Water is the foundation of life and one of the most essential substances for the survival of all living organisms1. In the human body, water plays vital roles, including regulating physiological functions such as body temperature, blood pressure, and pH balance; transporting essential nutrients and compounds like oxygen, glucose, sodium, and potassium to cells; aiding digestion; maintaining cellular health and integrity; and supporting overall well-being2. Water plays a crucial role in ensuring food safety throughout various stages of food production. However, the importance of water quality and its impact on both food products is often underestimated, which can compromise food safety and product quality3.

Tea is one of the most widely consumed beverages worldwide and is primarily brewed with water. Tea contains a wide range of bioactive compounds, including catechins and epicatechins, theaflavins, flavonol glycosides, L-theanine, caffeine, theobromine, and various volatile organic substances. These components are known for their significant antioxidative, antimicrobial, antihypertensive, anti-inflammatory, anticarcinogenic, neuroprotective, cholesterol-lowering, and thermogenic properties4. Scientific researches—including laboratory experiments, animal studies, epidemiological analyses, clinical trials, and meta-analyses—have consistently associated tea consumption with a reduced risk of various diseases, include cancer, diabetes, arthritis, cardiovascular disease, stroke, genital warts, digestive disorders, and metabolic conditions such as obesity5. The health benefits of tea stem from its diverse biological mechanisms.
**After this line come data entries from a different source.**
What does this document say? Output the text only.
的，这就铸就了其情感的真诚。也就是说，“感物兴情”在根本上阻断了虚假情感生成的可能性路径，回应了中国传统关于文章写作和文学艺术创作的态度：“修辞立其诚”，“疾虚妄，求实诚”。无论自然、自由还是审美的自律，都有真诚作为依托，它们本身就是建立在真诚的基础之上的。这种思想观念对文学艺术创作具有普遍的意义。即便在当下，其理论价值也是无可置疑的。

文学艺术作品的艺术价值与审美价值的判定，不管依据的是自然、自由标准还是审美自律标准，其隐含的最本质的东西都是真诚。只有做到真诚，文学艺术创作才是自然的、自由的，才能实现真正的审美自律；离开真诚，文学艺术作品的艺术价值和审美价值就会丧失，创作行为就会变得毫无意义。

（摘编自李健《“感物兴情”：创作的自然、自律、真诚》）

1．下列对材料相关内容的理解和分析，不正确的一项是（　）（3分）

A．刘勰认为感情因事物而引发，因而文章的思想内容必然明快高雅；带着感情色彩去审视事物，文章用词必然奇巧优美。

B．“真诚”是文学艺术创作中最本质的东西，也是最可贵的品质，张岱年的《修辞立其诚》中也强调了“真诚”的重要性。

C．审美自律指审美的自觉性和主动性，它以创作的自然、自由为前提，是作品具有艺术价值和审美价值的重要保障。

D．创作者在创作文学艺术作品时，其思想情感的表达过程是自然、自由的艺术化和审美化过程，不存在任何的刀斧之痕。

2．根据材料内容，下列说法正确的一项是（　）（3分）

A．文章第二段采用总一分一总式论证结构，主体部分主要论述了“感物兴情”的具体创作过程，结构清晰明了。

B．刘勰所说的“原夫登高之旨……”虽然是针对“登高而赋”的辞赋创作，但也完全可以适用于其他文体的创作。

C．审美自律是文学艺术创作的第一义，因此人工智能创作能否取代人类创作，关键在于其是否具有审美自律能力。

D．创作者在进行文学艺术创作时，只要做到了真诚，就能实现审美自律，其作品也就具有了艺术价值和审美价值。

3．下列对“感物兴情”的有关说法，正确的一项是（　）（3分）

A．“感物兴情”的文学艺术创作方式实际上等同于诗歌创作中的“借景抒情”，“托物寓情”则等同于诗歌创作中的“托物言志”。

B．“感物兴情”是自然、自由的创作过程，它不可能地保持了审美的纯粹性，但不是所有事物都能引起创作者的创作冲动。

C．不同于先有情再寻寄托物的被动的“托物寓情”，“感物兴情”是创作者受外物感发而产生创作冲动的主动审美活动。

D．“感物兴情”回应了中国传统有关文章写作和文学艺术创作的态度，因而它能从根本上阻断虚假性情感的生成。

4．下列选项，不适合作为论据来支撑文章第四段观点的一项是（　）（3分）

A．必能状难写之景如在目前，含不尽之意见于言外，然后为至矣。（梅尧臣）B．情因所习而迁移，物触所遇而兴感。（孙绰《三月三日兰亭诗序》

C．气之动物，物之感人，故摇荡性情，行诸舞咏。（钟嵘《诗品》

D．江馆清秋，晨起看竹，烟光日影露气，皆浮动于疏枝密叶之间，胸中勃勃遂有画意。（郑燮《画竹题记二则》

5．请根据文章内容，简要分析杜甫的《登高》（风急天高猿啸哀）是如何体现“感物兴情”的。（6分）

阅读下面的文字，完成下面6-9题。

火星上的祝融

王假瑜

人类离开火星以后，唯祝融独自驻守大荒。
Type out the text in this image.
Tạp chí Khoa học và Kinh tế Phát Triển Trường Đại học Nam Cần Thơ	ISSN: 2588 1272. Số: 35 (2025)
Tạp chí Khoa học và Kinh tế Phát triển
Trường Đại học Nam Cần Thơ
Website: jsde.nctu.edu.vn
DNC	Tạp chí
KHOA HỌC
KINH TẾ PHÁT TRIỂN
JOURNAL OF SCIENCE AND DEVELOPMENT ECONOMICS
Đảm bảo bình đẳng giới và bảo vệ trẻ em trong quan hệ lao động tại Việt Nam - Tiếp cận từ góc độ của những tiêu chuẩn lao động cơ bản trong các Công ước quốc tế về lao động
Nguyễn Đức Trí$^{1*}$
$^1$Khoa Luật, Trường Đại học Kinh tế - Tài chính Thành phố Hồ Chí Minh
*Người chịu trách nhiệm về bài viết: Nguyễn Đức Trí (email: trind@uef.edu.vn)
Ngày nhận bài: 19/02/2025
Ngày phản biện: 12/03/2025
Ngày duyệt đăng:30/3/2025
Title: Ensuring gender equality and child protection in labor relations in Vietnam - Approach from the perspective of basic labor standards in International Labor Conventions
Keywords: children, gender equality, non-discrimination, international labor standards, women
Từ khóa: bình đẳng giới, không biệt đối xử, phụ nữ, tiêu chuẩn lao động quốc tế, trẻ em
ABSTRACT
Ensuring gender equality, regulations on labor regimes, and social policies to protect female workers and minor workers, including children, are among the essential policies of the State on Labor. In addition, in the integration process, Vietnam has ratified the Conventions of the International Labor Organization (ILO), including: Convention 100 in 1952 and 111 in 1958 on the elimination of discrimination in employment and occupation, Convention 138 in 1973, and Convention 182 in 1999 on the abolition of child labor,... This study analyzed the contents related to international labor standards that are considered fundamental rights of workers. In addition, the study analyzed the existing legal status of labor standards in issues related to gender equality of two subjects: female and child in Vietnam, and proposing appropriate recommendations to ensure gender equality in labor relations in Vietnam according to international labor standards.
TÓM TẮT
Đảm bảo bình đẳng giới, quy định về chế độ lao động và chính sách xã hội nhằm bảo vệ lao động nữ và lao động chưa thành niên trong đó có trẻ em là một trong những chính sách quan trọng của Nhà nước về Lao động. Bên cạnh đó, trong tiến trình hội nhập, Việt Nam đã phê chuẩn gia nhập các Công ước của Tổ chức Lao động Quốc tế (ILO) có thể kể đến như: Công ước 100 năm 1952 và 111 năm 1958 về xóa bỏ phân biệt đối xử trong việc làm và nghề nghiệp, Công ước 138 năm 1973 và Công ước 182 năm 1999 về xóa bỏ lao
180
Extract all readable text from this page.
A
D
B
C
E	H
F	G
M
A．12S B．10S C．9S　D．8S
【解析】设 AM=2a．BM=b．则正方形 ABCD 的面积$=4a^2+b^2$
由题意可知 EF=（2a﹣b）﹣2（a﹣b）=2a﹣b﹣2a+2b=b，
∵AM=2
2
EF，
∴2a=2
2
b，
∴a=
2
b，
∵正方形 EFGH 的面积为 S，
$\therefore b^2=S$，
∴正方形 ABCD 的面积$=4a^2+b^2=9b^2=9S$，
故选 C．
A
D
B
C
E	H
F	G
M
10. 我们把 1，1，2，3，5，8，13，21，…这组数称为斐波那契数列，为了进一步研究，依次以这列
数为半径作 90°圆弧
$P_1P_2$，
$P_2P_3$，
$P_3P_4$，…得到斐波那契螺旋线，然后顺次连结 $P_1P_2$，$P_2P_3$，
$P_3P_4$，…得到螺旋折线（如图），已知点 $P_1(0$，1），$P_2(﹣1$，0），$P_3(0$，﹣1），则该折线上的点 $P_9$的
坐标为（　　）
For example, flavonoids function as powerful antioxidants, while caffeine and other methylxanthines influence intracellular second messenger systems. Catechins, in particular, exhibit strong anti-inflammatory effects. Together, these actions contribute to neuroprotection, cardioprotection, and cancer prevention6. In addition to its physiological benefits, tea is widely enjoyed for its calming and meditative qualities, which are often cited as key factors in its global popularity7,8.

Along with the beneficial properties of tea consumption, there are concerns about contamination with chemical and toxic compounds that may pose risks to human health. In a study by Pourfarzi et al., it was concluded that there was a significant association between hot tea consumption (OR = 2.85) and an increased incidence of gastric cancer9. In another study, Canqing Yu et al. reported that drinking tea at high temperatures—especially when combined with excessive alcohol consumption or tobacco use—is associated with an elevated risk of esophageal cancer10. In a population-based case–control research, Yang et al. also found that consuming very hot tea significantly elevates the risk of esophageal squamous cell carcinoma (ESCC) in Chinese men, particularly among alcohol drinkers11. In a meta-analysis conducted by Luo and Ge, a significantly increased risk of ESCC was found among individuals who drank hot tea, though no significant association was observed for esophageal adenocarcinoma12.

Nitrate (\({NO}_{3}^{-}\)) is an essential plant nutrient that is naturally present in the environment. In general, vegetables and meat are the main sources of human exposure to nitrates, and drinking water are known as a secondary route13. However, several studies have reported a positive association between elevated nitrate levels in drinking water and pregnancy-related complications, including low birth weight, intrauterine growth retardation, prematurity, spontaneous abortion, fetal deaths, and neonatal deaths14,15,16. Additionally, In a systematic review, Picetti et al. found a positive association between high levels of nitrate in drinking water and gastric cancer, but there was insufficient data to establish a link with other types of cancer17. The World Health Organization (WHO) has established a maximum contaminant level (MCL) of 50 mg/L as nitrate in drinking water. This guideline is set to protect general populations, especially vulnerable groups like bottle-fed infants, and it does not account for other risks, such as cancer or reproductive complications associated with chronic nitrate exposure1. Notably, the International Agency for Research on Cancer (IARC) classifies nitrate as a probable human carcinogen (Group 2 A), citing its role in forming N-nitroso compounds, which are strongly linked to gastric cancer18,19.

Golestan Province is a northeastern region of Iran with a high incidence of esophageal and gastric cancers20. The results of a meta-analysis study have reported a significant link between dietary nitrate, nitrite, and N-nitroso compounds and the increased occurrence of gastrointestinal cancers in this area21. Additionally, concerns about the carcinogenic potential of repeatedly boiled water and prolonged boiled water have increased, causing widespread anxiety22. Although numerous studies have demonstrated an association between habitual hot tea consumption and increased cancer risk, the potential health implications of progressive nitrate accumulation in repeatedly boiled water remain unexamined in experimental research. Given the evidence suggesting elevated nitrate concentrations in repeatedly boiled water, this study aims to analyze how nitrate levels fluctuate with multiple boiling cycles. Additionally, we employed the Hazard Quotient (HQ) approach—a method endorsed by the U.S. Environmental Protection Agency (EPA)—to evaluate the health risks associated with nitrate exposure in infants, children, and adults.